Yani, gizli olarak. Magazincilerin ya da gazetelerin yüzlerini görmesini istemezdi. Marinette'i dünyaya ifşa etmek istemiyordu... pratikte öyle olsa bile.

"Tamam, sıradaki soru: Nükleik asitler neyden oluşur?" diye sordu Marinette hayallere dalan genç modele. Onun yanıt vermediğini fark edince kitaptan başını kaldırdı ve gözlerine bakarken ona seslendi. Genç adam ona hülyalı hülyalı bakıp memnuniyetle içini çekerken kadın kahramanın da iç çekmesine neden oldu.

Chat Noir tarafı ortaya çıkıyordu.

Elini adamın alnına götürdü ve bir fiske vurarak adamın düşüncelerini dağıttı. Acıyla irkildi ve alnını ovuşturarak suratını astı, "Leydim! Bu hiç hoş değildi. Zaten incinmiş bir adamı nasıl incitirsin?"

Marinette gözlerini devirdi ve kucağındaki kitabı kapattı. "Hadi ama Adrien. 'Chat Noir' tavrını bırak ve bu işi ciddiye al. Bilgin olsun, okula döner dönmez sınav günü gelecek. O yüzden lütfen bana bakmayı bırak ve önemli olana odaklanmaya başla."

"Ama sen benim için önemlisin Uğur Böceği~" dedi hülyalı bir şekilde ve Marinette'in avucunu alnına vurup inanamayarak başını sallamasına neden oldu. "Gerçekten mi, Chat? Hâlâ flört edecek vaktin var mı?" diye sordu Marinette sinirli bir şekilde, o da miyavlayarak karşılık verdi.

Ciddi olduğundan emin olduktan sonra boğazını temizledi ve devam etti: "Tekrar soruyorum, nükleik asitler neyden oluşur?" Yatağında heyecanla zıpladı ve elini ezberden okur gibi kaldırdı, "Ooh! Ooh! Biliyorum!"

Kıkırdadı ve onun ne kadar aptal olduğunu düşündü. Bir öğretmen gibi cevap vermesi için onu çağırdı. Çenesini yukarı kaldırdı ve iki elini kalçalarına koyarak gururla "Nükleik asitler Nükleotidlerden oluşur!" dedi.

Marinette ellerini çırparak onu tebrik ederken, Adrien Marinette'in azarlamalarına aldırmadan bir aşağı bir yukarı zıplıyordu. "Adrien, sakin ol! Burada kalış süreni uzatmak istemezsin, değil mi?" dedi Marinette, Adrien'in omuzlarından tutup onu yatağa geri iterken. Adrien hızla başını sallayarak, "Hayır, tabii ki istemem! Tabii..."

Marinette'in yüzüne doğru eğilirken dudaklarından muzip bir sırıtma kaçtı ve Marinette'in biraz kızarmasına neden oldu. Hadi ama, o hâlâ Adrien! Sevdiği çocuk! "Ne değilse?" diye kekeledi Marinette, uzun zamandır ilk kez. Bakışları mavi çan gözlerinden dudaklarına kaydı, "Beni sağlığıma kavuşturmanı istemediğim sürece, burada kalmak sorun olmaz!"

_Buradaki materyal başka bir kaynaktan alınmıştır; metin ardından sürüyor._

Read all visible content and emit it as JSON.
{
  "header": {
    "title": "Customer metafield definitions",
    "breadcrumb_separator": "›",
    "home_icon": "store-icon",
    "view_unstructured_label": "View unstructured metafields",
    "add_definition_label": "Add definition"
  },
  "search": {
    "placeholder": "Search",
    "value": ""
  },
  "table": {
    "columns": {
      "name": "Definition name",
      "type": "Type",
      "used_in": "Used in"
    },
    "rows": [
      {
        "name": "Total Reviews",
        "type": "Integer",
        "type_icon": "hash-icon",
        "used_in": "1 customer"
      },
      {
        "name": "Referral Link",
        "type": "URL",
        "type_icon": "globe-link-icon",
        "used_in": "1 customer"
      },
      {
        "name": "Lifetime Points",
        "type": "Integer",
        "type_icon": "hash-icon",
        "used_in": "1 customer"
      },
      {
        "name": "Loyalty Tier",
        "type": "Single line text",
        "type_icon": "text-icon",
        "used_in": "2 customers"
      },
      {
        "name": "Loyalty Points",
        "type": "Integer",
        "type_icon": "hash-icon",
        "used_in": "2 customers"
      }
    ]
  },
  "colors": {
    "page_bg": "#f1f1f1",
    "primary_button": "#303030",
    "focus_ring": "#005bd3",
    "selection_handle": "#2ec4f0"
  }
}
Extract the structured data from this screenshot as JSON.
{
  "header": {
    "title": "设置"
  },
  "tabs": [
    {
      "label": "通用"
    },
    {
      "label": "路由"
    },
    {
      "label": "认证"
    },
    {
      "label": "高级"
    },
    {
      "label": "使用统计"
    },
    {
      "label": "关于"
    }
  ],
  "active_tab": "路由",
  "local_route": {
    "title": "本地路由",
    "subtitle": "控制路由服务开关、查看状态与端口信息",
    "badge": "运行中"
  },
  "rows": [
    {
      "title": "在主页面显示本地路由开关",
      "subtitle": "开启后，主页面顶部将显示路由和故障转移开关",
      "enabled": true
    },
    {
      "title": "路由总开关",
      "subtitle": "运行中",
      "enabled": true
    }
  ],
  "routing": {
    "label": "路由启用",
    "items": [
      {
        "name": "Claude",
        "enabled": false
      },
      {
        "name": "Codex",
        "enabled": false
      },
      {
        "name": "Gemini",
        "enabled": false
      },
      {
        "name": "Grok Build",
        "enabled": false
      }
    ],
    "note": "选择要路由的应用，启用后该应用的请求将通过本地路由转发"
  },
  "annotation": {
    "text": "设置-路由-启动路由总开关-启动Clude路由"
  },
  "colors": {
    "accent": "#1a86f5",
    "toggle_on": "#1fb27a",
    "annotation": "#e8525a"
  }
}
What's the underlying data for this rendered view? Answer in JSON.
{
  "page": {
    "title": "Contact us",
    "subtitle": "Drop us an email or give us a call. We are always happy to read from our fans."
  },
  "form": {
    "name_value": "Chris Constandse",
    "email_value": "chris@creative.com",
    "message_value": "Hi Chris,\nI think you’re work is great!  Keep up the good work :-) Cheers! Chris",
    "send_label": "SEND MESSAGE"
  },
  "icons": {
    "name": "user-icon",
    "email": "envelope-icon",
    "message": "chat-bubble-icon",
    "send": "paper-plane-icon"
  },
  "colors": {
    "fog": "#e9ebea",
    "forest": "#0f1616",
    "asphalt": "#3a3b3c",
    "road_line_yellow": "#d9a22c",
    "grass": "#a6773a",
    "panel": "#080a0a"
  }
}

Marinette onu itti ve kollarını göğsünde kavuşturdu, Adrien'ın yüzündeki sırıtış kaybolmadı. "Geçmiş olsun Kitty. Bu arada..." diye devam etti ve Adrien'in bir kedinin yapacağı gibi merakla başını eğmesine neden oldu. Çantasına doğru ilerledi ve içindeki eşyaları topladı, "Nathaniel bugün gelecekti. İkinizin konuşması gerektiğini düşündüm, böylece... yani, bazı şeyleri açıklığa kavuşturabilirsiniz."

Adrien tısladı ve arkasını döndü; bugün onunla tek başına olamayacağı için hayal kırıklığına uğramıştı. Tam da günün geri kalanında aşkıyla birlikte olabilecekken, kader ona böyle hissettirmeye karar vermişti. Kendine geldiğinde, hafifçe kendini çimdikledi. Hayır, Nathaniel'e karşı böyle düşünmemeliydi. Ne de olsa o sadece bir arkadaştı.

Sadece bir arkadaş.

Sadece onun da sevdiği kişiyi seven bir arkadaş.

Sadece ikisinin de hoşlandığı kişiyle arkadaş olan ve ona ders veren bir arkadaş.

Sadece bir arkadaş--

"Kıymetlimi benden çalacak!" diye haykırdı öfkeyle, çarşaflarını bilinçsizce kemirirken.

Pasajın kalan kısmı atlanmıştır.